PLANS to reduce the rate of corporation tax in an independent Scotland could produce a “race to the bottom”, the Chartered Institute of Taxation (CIOT) has warned.
The Scottish Government’s independence White Paper contains plans gradually to reduce the tax by up to three percentage points below the prevailing UK rate.
The policy is aimed at securing a competitive advantage and helping to “reverse the loss of corporate headquarters”.
The CIOT, which represents taxation professionals, also said the tax cut for businesses “does not appear to tie in” with other aims set out by the Government such as social cohesion and sustaining public services.
The CIOT is among a number of organisations due to give evidence to Holyrood’s Economy Committee as part of its inquiry into Scotland’s economic future post-2014.
It outlined its concerns in a written submission to the committee.
It said: “We are concerned about the stated policy of reducing the rate of corporation tax by up to three percentage points. This could produce a ‘race to the bottom’ with the UK matching Scottish rates.
“Corporation tax is a relatively small tax source. The cost of labour to businesses is far greater, and if other policies, such as the minimum wage proposals, result in an increase in labour costs, this could outweigh the corporation tax gain to an investor.

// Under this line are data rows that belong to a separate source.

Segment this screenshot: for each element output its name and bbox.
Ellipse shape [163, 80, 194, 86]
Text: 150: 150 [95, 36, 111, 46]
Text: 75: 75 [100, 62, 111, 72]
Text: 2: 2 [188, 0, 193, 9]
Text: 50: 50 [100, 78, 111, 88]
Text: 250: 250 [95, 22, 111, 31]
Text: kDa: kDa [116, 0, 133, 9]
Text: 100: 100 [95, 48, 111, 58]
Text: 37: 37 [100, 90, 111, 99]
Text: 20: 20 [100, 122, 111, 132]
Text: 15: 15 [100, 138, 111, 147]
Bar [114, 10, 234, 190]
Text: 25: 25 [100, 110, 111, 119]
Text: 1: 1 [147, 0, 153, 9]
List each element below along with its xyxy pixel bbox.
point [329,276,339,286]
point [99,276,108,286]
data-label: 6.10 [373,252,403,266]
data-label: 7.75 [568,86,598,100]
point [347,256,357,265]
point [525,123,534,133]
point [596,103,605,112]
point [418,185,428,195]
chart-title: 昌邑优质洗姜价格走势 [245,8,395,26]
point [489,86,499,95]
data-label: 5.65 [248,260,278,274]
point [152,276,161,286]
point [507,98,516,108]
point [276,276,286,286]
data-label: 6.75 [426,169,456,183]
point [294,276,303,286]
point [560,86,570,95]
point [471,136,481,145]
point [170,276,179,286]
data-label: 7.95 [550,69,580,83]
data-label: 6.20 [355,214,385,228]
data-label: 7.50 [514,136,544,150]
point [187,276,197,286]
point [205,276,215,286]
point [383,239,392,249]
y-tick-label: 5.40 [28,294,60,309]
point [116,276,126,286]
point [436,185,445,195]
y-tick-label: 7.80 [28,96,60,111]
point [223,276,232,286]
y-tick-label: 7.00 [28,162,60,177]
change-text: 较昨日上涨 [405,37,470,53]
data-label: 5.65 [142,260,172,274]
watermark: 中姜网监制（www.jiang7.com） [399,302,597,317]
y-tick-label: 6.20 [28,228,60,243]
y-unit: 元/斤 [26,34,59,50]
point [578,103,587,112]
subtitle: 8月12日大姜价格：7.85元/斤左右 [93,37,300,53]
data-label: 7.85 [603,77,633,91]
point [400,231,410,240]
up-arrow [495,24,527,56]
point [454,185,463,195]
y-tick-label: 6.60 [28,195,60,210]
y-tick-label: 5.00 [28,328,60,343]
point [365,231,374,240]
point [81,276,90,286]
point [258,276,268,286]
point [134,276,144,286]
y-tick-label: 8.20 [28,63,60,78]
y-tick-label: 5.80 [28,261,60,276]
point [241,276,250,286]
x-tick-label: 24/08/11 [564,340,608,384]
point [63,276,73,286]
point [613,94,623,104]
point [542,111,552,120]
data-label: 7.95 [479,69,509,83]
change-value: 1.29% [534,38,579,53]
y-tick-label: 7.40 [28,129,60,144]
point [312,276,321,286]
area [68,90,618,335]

“Another concern is that it does not appear to tie in with other visions set out by the Scottish Government, such as building social cohesion, sustaining public services and joining up tax and welfare benefits policy.”
The Law Society of Scotland is also due to give evidence to the committee.
Its written submission also addressed issues surrounding corporation tax.
It said: “If Scottish rates of tax were markedly lower than the rest of the UK, it raises the question of whether Scotland would be able to raise sufficient revenue to maintain adequate public services, including health, welfare and education services.
“Whereas if they were much higher, Scotland may no longer seem like a desirable place in which to live compared with other parts of the UK and businesses may be discouraged from investing in Scotland if the rates were viewed as anti-competitive.”
Further comment came from the Institute of Chartered Accountants of Scotland.
It said economic studies have suggested that “economic competitiveness or inward investment attractiveness” is about “much more than the tax rate”, and questioned whether a corporation tax cut was necessary.
“Inward investment decisions have a number of complex factors; for example the most attractive country in Europe for manufacturing inward investment was recently found to be Germany, whose corporate tax rate is over 30 per cent,” it said.
“It seems that Scotland is successful at attracting inward investment already, so is a potentially expensive tax rate cut really necessary?”